If your thing is photography, I highly recommend to use a camper van.

Yes! In summer this sounds like it was a really nice experience. I'd love to try the camper again in May for a short trip. I think the combination of 19 days + winter + Iceland + short days + crazy weather turned out to be a bad combo, but I still love the idea of flexibility.

I wonder if the campervan would end up being cost effective in summer with prices up? In winter, it ended up being 50% more than rental + accommodations, plus just overall a barebones experience.

Cesar A Mendez Garcia's picture

During May I felt the cold during the night, the weather in Iceland as you may know is implacable, and I had hurricane winds up to 60 miles/h, a bit of snow, lots of hail and rain; I just can´t imagine being in a camper van during winter at its fullest.

About pricing, I did some calculations before renting the van, and maybe the van was like a 100 dollars more expensive than renting a normal car + guest houses.

Jonathan Reid's picture

Can I add another negative which you may not have thought of traveling solo?
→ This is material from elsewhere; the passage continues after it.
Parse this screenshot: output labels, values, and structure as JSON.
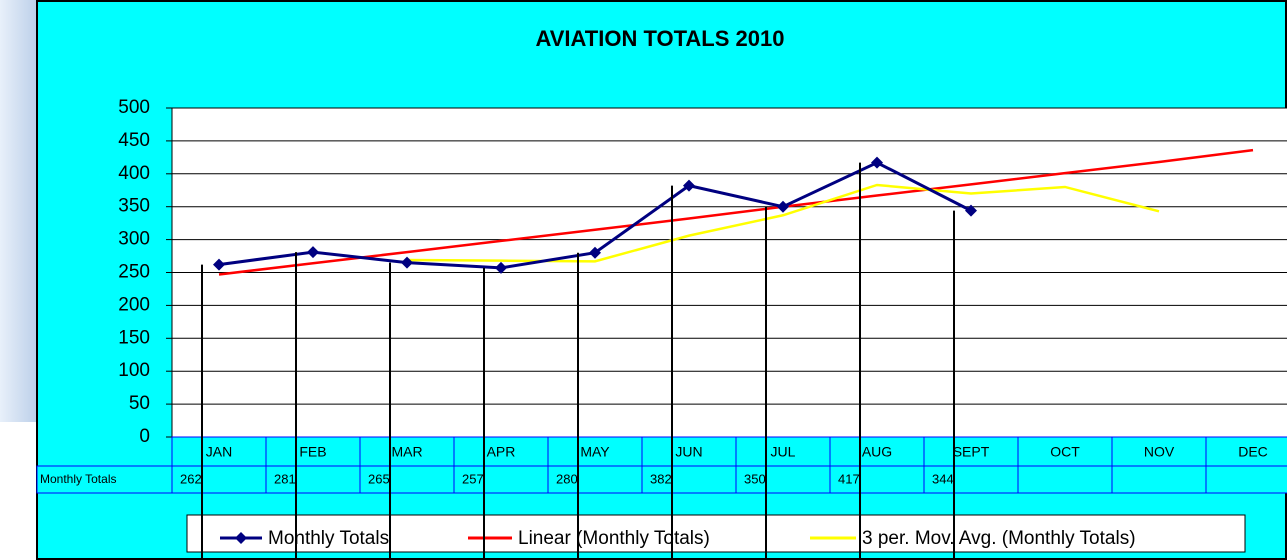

I spent 1 month on the South Island of New Zealand in a campervan with my wife and 2 kids (3 and 1 at the time). I didn't realize what a problem it was going to be having my sleeping quarters also being my vehicle. It was very difficult to be in great locations at sunrise or sunset unless I was going to wake the entire family.

Jon Kellett's picture

Also with "freedom camping" being banned in more and more places in New Zealand, it's becoming less viable all the time. I'd still not recommend against a camper van in NZ, just make sure that it's self contained :-)

Sveinn Kjartansson's picture

While true yes, renting a camper is awesome for doing things on your own time, However you cannot park and camp over night anywhere you want, only in designated camp areas, and you cannot take the vehicle offroad. So the idea of just staying the night in an awesome location won't be like how you think of it, you still have to drive to a designated camping area for overnight stay. That said being able to use it to travel around and not worry about hotels, guestrooms or such is great! Also when you're someplace that is a road and pull over for a astrophoto, its nice to sit in the camper with a remote LOL!